The Wife of a Politician
The publication of Oh’s book comes as Thae Yong Ho’s star status has risen in South Korean politics. As the first directly elected defector-politician in South Korea, Thae has become both a magnet for praise and controversy; and as a member of the People Power Party’s Supreme Council, he looks set to become an important fixture in South Korean politics for some time to come.
Given Thae’s status, it is worth reflecting for a moment on Oh’s book as being part of an effort to refine the image of Thae and his family. In general, much of the information we have about Thae—and many other high-profile defectors, such as defector-poet Jang Jin-sung—rely on what they say about themselves or the books they write. Much of the commentary about Thae in Oh’s book could fall into the category of “folksy,” with a jab or two at his later-in-life lack of hair and, perhaps, understandably, drinking a bit too much at his first meeting with Oh’s father. Generally, Thae comes off as a hard-working diplomat who takes the education of his children seriously and ultimately grows frustrated enough with the North Korean regime that he and his wife decide to defect. However, Oh does not go into any detail about their actual defection process.

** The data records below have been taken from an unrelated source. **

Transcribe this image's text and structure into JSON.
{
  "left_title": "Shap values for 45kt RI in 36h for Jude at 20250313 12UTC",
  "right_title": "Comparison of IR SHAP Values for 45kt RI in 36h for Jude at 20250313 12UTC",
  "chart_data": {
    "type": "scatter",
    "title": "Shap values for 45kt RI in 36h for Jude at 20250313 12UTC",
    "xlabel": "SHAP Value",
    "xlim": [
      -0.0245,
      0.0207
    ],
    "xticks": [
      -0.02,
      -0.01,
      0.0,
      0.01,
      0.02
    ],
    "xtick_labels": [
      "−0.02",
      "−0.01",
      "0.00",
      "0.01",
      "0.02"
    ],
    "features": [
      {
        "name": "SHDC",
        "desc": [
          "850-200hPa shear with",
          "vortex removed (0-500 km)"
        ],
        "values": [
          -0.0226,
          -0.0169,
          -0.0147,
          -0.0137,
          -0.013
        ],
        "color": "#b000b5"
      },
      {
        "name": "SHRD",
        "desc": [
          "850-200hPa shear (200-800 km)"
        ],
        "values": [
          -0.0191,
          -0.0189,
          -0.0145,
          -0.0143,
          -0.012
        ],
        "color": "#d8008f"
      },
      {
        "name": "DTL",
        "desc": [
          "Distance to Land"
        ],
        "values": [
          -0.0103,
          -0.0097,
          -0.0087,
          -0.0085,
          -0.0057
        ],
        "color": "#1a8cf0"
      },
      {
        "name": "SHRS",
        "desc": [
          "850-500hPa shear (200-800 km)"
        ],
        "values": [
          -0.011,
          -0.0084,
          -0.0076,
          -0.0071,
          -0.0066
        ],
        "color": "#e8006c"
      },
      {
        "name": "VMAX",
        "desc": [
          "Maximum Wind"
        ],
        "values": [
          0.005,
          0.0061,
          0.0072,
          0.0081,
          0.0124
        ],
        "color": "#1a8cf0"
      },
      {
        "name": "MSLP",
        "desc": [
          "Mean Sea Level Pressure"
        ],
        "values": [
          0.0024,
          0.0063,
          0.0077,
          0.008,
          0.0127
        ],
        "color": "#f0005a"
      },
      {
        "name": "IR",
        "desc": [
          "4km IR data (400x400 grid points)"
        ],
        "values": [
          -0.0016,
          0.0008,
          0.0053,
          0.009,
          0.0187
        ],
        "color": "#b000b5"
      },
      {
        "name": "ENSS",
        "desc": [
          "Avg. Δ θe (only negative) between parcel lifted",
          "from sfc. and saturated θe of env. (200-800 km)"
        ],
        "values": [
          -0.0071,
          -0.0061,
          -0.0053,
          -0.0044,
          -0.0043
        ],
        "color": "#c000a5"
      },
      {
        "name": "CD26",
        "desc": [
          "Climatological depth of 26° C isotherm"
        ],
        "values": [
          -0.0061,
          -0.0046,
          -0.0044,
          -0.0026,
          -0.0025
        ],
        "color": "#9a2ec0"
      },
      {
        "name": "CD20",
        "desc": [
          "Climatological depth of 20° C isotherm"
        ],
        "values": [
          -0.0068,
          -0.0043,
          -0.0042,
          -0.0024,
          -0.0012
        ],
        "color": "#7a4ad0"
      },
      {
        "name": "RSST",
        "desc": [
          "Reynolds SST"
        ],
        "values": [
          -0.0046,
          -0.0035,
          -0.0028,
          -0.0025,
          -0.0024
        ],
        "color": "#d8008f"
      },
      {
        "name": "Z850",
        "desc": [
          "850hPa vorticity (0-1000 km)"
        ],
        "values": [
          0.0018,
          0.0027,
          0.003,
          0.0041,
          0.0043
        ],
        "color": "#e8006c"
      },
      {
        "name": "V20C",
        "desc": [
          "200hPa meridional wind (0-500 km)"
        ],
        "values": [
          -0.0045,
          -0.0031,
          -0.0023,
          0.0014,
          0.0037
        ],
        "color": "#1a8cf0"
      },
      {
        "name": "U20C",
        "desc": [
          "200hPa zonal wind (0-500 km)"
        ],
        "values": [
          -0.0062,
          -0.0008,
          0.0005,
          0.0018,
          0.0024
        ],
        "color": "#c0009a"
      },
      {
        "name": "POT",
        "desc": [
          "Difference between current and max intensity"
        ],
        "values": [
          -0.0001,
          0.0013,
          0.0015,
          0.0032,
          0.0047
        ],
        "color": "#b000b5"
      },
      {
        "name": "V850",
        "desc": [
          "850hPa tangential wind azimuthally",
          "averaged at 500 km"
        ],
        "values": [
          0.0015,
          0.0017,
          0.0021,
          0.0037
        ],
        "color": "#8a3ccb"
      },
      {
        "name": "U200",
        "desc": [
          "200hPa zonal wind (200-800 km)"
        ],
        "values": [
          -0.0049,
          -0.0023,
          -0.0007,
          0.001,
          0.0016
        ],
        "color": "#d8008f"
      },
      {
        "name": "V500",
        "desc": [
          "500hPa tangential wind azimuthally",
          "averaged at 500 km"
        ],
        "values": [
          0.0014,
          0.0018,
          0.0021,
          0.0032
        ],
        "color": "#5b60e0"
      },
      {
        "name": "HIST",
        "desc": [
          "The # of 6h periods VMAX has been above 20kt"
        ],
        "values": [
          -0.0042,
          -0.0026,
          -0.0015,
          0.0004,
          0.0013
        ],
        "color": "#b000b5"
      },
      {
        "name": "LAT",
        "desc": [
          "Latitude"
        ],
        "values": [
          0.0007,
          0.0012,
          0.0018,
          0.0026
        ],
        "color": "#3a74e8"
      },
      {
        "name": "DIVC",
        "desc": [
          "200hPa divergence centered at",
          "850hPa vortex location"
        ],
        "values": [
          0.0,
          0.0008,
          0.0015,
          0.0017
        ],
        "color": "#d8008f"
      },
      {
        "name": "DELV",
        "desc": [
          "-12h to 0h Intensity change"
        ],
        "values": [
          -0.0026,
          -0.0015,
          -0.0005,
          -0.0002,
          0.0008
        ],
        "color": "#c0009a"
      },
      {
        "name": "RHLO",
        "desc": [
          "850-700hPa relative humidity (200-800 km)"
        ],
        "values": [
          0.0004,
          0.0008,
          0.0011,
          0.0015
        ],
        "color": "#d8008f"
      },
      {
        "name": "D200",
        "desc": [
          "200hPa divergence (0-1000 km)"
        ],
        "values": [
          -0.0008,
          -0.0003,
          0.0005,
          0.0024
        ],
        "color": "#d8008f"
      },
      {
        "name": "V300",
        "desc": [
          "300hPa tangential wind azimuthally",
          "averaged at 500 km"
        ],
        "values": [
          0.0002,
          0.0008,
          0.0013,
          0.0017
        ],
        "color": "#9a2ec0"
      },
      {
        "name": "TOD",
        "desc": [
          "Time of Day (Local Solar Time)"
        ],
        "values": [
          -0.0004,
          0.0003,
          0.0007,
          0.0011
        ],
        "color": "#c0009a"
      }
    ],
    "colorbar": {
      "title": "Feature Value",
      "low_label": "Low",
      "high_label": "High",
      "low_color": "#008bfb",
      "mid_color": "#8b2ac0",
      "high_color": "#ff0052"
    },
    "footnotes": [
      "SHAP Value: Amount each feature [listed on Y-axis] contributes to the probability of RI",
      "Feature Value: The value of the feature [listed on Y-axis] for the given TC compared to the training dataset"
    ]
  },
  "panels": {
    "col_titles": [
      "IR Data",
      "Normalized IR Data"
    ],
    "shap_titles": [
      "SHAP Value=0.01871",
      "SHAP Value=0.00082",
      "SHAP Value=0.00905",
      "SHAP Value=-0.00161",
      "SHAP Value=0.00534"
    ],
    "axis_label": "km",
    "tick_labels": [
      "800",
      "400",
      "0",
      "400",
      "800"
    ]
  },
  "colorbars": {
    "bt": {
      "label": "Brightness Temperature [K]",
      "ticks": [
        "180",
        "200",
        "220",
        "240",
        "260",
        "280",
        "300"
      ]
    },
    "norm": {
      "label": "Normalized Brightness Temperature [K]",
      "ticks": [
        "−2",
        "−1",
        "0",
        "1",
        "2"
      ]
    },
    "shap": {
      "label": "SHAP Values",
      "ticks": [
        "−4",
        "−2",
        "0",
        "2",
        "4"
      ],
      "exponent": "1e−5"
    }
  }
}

Interestingly, she does note toward the end of the book that it was her husband’s idea to head to South Korea so he could conduct a unification campaign against the regime rather than take the more “quiet” route of remaining in Europe. If they had stayed in Europe, Oh recalls she had thought that they could reduce the level of retribution the regime could deliver on their families. Her conclusion about whether she and her family made the right decision to leave North Korea appears clear, however. In her words, North Korea is a: “country without a future regardless of how hard one works” (276).
All in all, Oh’s book does not have the same level of headline-grabbing anecdotes about the inner workings of North Korea’s leadership and diplomacy that characterizes her husband’s book. Nor does her book provide any particularly new insights into contemporary North Korean society that cannot be gleaned from defector testimonies and grassroots organizations reporting on the country. However, she does add interesting details that complement Thae’s story and provides stories about herself that, given her background as a woman and a former member of the North Korean elite, are interesting in their own right.